I suspect in this crisis, it will be relationships. As millions of people are put into the inherent uncertainty of furlough or more obvious uncertainty of redundancy, as probably more than a million SME businesses fail and more than a few corporates go the same way the whole mix of established work relationships evaporate. They are unlikely to recover, and cannot be glued back together the way they were.

The New Refugees

I spend a lot of my time talking to people in businesses- owners, managers employees, and individual corporate partners who are the edge of change, dealing with radical change or in areas of exploring new areas. The threads that hold them to the organisation are often weak. They are talented, often driven people with ideas and purpose of their own who sit a long way from the comfortable, often complacent centre. They are the ones experiencing what is happening, not reading about it after the event.
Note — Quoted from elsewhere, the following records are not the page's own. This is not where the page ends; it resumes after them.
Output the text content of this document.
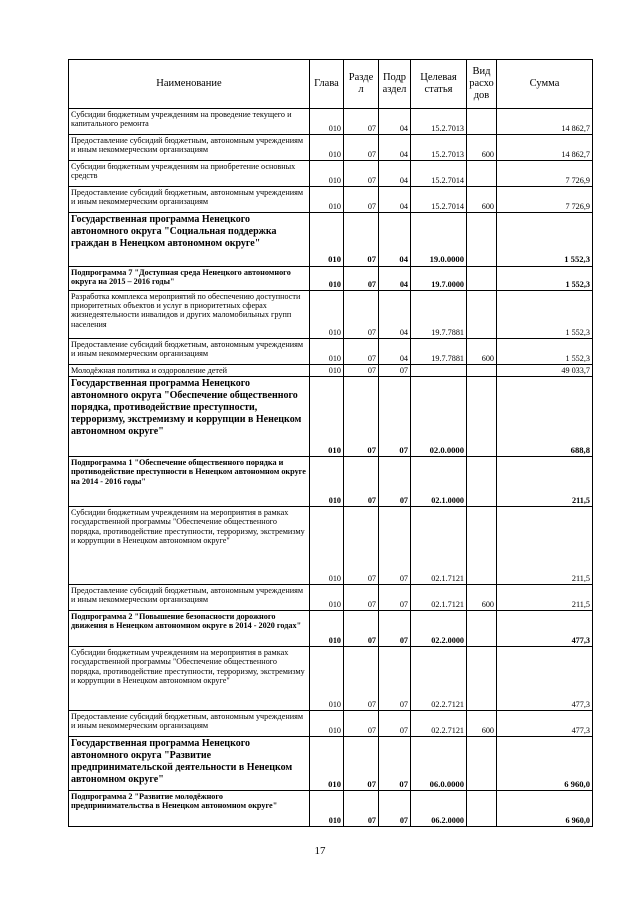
Наименование	Глава	Разде л	Подр аздел	Целевая статья	Вид расхо дов	Сумма
Субсидии бюджетным учреждениям на проведение текущего и капитального ремонта	010	07	04	15.2.7013		14 862,7
Предоставление субсидий бюджетным, автономным учреждениям и иным некоммерческим организациям	010	07	04	15.2.7013	600	14 862,7
Субсидии бюджетным учреждениям на приобретение основных средств	010	07	04	15.2.7014		7 726,9
Предоставление субсидий бюджетным, автономным учреждениям и иным некоммерческим организациям	010	07	04	15.2.7014	600	7 726,9
Государственная программа Ненецкого автономного округа "Социальная поддержка граждан в Ненецком автономном округе"	010	07	04	19.0.0000		1 552,3
Подпрограмма 7 "Доступная среда Ненецкого автономного округа на 2015 – 2016 годы"	010	07	04	19.7.0000		1 552,3
Разработка комплекса мероприятий по обеспечению доступности приоритетных объектов и услуг в приоритетных сферах жизнедеятельности инвалидов и других маломобильных групп населения	010	07	04	19.7.7881		1 552,3
Предоставление субсидий бюджетным, автономным учреждениям и иным некоммерческим организациям	010	07	04	19.7.7881	600	1 552,3
Молодёжная политика и оздоровление детей	010	07	07			49 033,7
Государственная программа Ненецкого автономного округа "Обеспечение общественного порядка, противодействие преступности, терроризму, экстремизму и коррупции в Ненецком автономном округе"	010	07	07	02.0.0000		688,8
Подпрограмма 1 "Обеспечение общественного порядка и противодействие преступности в Ненецком автономном округе на 2014 - 2016 годы"	010	07	07	02.1.0000		211,5
Субсидии бюджетным учреждениям на мероприятия в рамках государственной программы "Обеспечение общественного порядка, противодействие преступности, терроризму, экстремизму и коррупции в Ненецком автономном округе"	010	07	07	02.1.7121		211,5
Предоставление субсидий бюджетным, автономным учреждениям и иным некоммерческим организациям	010	07	07	02.1.7121	600	211,5
Подпрограмма 2 "Повышение безопасности дорожного движения в Ненецком автономном округе в 2014 - 2020 годах"	010	07	07	02.2.0000		477,3
Субсидии бюджетным учреждениям на мероприятия в рамках государственной программы "Обеспечение общественного порядка, противодействие преступности, терроризму, экстремизму и коррупции в Ненецком автономном округе"	010	07	07	02.2.7121		477,3
Предоставление субсидий бюджетным, автономным учреждениям и иным некоммерческим организациям	010	07	07	02.2.7121	600	477,3
Государственная программа Ненецкого автономного округа "Развитие предпринимательской деятельности в Ненецком автономном округе"	010	07	07	06.0.0000		6 960,0
Подпрограмма 2 "Развитие молодёжного предпринимательства в Ненецком автономном округе"	010	07	07	06.2.0000		6 960,0
17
In the last few weeks, many of those threads have been further weakened, if not broken. If not furloughed, or made redundant the projects they have been working on have come to a screaming halt as business “goes to the mattresses”. When landlords and suppliers aren’t being paid, “non essential” projects and “soft spend” – training, marketing, research – stand no chance.

They are largely being left to fend for themselves, as the attention of business moves outwards to the markets and financiers, not inwards to their vital organs.The body corporate starts to fail, at first gradually, then before long, suddenly.

When I talk to these people, vital to the effective long term health of the organisation but “inefficient” in the short term, they sound like refugees. Disoriented and disillusioned, but far from helpless.

The Law of the Few

There are many models of what makes organisations vibrant, and all of them are remarkably consistent in showing an underlying “law of the few”

I’m familiar with the term, as many will be from Malcolm Gladwell’s work “Tipping Point”. He uses three archetypes:

  • The “maven” – those who know, who have mastery of their subject
  • The “connector” – those who sit at the vital nodes in communication networks. The people you want when you want to get an introduction to somebody you don’t have any credibility with, and want to talk to
  • The “salesperson” – the persuaders. The people who convince those you need to convince through their personal presence.

These people have two key characteristics:

  • They are scarce – in total, probably fewer than 10% of the workforce, and not identifiable by job role. They are more often than not the people who customers rely on to make things happen, and sit at the edge, not the centre of the organisation.
  • They are essentially independent and highly mobile. They work for the organisation because it suits them, not because they have to.

These are the people the 90% are dependent on when things get rough.

So what happens now?

The same thing that happens when you drop the phone. You lose connection.

The problem (if you’re an organisation) and the opportunity (if you’re one of the few) is that people are not phones you own that can be repaired.

They don’t break. They are always on.

They will use the skills that make them vital to the future to find a new home. They are like cats. You never own a cat, it just chooses to live with you whilst you feed it and care for it.

If you’re an organisation:

Of course cash is King, but if you don’t pay enough attention to your vital few, you may be left with a much depleted Kingdom in the not so distant future.

If you’re one the the vital few:

This is your time. Choose wisely. This period will not last very long.